Booze, smoking lobby groups pile pressure on SA to lift ban

JOHANNESBURG. — South Africa’s ban on tobacco and alcohol — aimed at easing pressure on the country’s healthcare system — continues to have a devastating impact on the country’s economic prospects.

This argument for the unbanning of liquor and cigarettes, recently reiterated by the Democratic Alliance’s (DA) shadow Minister of Trade, Industry and Competition, Dean Macpherson, continues to be a flashpoint of national debate.

Coinciding with looming legal action — with British American Tobacco South Africa (BATSA) heading to the Western Cape High Court to argue for the sale of cigarettes and the Restaurants Association of South Africa (Rasa) proposing a district-based approach to alcohol consumption — the DA has called on government to put an immediate stop to the prolonged prohibition.

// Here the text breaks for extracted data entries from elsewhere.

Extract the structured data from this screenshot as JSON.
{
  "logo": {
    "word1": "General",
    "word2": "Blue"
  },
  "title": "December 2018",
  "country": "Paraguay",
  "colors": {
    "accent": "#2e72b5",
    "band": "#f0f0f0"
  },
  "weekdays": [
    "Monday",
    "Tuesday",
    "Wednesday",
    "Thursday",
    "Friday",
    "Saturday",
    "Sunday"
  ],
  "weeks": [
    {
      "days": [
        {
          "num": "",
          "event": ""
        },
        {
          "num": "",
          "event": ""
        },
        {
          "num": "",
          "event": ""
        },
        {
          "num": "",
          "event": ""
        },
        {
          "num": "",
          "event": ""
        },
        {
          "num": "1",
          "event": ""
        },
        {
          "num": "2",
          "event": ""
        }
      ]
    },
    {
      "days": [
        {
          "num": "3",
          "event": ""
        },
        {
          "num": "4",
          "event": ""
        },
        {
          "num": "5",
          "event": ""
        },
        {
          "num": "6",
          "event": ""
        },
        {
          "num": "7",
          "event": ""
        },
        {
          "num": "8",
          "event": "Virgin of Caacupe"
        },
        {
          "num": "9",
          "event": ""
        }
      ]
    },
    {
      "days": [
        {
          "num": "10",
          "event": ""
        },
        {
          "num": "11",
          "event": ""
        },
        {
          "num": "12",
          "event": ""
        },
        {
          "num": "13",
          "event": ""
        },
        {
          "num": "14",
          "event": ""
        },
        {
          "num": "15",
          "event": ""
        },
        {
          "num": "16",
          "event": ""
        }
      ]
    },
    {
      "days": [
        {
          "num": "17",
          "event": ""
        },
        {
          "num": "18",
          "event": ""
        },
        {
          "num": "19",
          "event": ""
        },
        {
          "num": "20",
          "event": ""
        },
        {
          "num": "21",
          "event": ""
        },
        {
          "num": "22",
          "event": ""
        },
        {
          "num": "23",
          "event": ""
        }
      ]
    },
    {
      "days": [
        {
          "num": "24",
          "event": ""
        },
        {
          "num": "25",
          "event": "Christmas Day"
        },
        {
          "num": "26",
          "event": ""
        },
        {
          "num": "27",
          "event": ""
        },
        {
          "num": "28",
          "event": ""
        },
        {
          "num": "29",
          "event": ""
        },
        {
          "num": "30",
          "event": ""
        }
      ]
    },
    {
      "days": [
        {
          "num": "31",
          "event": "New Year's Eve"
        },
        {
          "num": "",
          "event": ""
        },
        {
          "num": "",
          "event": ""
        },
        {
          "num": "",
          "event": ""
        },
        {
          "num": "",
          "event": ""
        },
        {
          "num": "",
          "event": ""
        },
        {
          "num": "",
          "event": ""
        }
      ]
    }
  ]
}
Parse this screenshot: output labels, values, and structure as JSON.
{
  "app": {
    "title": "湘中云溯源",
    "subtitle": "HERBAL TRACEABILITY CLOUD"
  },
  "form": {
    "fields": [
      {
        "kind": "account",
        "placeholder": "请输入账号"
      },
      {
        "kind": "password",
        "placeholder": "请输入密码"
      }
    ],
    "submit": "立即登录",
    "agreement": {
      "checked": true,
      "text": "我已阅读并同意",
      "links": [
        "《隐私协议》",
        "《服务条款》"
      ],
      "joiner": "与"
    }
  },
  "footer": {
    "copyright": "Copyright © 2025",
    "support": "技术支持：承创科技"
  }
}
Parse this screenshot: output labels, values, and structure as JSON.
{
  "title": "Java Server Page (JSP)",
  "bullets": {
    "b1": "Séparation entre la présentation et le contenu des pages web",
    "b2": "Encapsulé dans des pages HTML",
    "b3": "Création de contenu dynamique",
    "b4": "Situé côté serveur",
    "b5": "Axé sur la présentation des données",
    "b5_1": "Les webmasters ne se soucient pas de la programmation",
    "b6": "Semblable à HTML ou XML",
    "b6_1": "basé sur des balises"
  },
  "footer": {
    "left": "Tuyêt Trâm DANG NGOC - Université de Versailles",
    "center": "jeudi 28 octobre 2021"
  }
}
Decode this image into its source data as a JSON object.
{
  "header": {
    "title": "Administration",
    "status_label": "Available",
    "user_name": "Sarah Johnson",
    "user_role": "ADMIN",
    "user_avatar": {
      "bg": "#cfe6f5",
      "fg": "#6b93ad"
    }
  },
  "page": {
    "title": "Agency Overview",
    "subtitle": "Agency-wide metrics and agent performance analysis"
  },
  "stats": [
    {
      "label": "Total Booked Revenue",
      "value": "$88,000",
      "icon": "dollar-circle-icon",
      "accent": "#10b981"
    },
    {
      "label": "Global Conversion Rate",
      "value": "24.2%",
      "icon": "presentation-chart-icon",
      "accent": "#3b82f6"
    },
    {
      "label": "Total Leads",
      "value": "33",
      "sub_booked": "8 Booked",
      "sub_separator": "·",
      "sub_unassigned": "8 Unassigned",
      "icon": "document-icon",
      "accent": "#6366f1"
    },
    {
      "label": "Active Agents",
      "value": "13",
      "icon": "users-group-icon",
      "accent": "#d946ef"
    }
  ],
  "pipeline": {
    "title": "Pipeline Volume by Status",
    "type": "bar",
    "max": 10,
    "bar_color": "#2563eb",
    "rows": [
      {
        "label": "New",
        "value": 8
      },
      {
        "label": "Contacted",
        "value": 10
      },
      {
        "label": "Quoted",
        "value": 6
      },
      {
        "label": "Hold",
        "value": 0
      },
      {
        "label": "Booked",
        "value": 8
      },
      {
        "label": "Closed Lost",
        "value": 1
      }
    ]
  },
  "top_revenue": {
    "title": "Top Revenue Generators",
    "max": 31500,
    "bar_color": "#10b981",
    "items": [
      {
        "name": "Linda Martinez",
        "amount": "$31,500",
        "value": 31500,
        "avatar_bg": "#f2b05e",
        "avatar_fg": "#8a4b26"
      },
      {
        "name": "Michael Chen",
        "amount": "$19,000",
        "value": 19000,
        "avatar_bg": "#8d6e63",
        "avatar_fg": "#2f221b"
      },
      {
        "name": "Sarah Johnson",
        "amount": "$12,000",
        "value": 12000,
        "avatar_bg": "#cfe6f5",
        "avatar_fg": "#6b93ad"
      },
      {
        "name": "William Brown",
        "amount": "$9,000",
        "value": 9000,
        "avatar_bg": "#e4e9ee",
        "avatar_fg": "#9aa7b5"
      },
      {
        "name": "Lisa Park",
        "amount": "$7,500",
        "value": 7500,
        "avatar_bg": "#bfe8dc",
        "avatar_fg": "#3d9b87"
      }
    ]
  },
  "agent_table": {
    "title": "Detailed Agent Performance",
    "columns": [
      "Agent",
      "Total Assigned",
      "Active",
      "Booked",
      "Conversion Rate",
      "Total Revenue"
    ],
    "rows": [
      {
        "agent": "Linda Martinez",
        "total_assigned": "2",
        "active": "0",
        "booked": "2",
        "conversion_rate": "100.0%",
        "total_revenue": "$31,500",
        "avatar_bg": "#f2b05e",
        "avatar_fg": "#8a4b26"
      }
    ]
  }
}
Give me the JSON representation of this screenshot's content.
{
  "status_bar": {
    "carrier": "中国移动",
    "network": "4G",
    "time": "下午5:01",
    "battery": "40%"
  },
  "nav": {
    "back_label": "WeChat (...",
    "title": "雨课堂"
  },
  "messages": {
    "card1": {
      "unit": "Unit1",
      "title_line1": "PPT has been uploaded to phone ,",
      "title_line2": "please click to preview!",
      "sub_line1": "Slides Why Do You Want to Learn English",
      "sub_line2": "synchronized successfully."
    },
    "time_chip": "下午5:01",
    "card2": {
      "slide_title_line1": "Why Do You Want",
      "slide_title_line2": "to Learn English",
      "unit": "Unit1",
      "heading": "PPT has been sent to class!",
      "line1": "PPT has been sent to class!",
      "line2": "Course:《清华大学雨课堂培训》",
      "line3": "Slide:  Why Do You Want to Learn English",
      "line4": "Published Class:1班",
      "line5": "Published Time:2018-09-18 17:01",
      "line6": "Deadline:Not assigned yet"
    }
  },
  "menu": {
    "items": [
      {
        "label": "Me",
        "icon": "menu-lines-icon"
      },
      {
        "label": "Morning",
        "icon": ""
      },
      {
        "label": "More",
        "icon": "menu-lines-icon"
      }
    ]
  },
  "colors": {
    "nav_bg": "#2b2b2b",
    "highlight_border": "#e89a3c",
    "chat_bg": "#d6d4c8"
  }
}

As the government begins to reopen most sectors of the South African economy — according to a balanced approach which assesses the need to save both lives and livelihoods — the science behind the alcohol and tobacco ban has come under fire, with surveys around the latter burning holes in the National Coronavirus Command Council’s (NCCC) fundamental arguments.

Macpherson cites counter-arguments for “nimble” alcohol regulations made by Glenda Gray, President of the SA Medical Research Council (SAMRC), who, while tasked with advising government on a scientific approach to lockdown restrictions, had an infamous spat with Health Minister Zweli Mkhize.

Government recently decided to reinstitute the alcohol ban, citing a massive surge in booze-related trauma incidents which piled pressure on healthcare services.

Macpherson says that this argument has been disproven by Gray, adding: “In a polite way, Dr Gray is saying that there is no longer any use for the ban and that we must ‘look at livelihoods’ as she put it.

“Dr Gray has further stated that there has not been the excessive pressure on hospitals which is what we were told the second ban was needed to avoid.

“For a government that has proudly proclaimed that it is ‘led by science’, throughout this national lockdown, President Ramaphosa has seemingly gone out of his way to prove the very opposite.”

Macpherson added that the renewed ban had backed industry stakeholders into a corner, with the burgeoning black market trade ready to capitalise where law-abiding business owners and citizens feared to tread.

Similarly, the blanket ban on the sale and purchase of cigarettes — which has been in place since lockdown was first instituted in late March — has cost government billions of rands in uncollected excise duties.

It’s estimated that for every day South Africa has languished under lockdown, state coffers have been unable to absorb R35 million which has since been funnelled into the illicit trade.

Macpherson added: “The ban on tobacco products has only led to cigarette smugglers becoming obscenely rich . . . criminalising South Africans for buying cigarettes.”

The NCCC, led by Cooperative Governance Minister Nkosazana Dlamini-Zuma and President Ramaphosa, has defended both bans before judges and the media, recently hitting back at BATSA with evidence from a “peer-reviewed journal” which determines the tobacco ban as “necessary”. — The South African.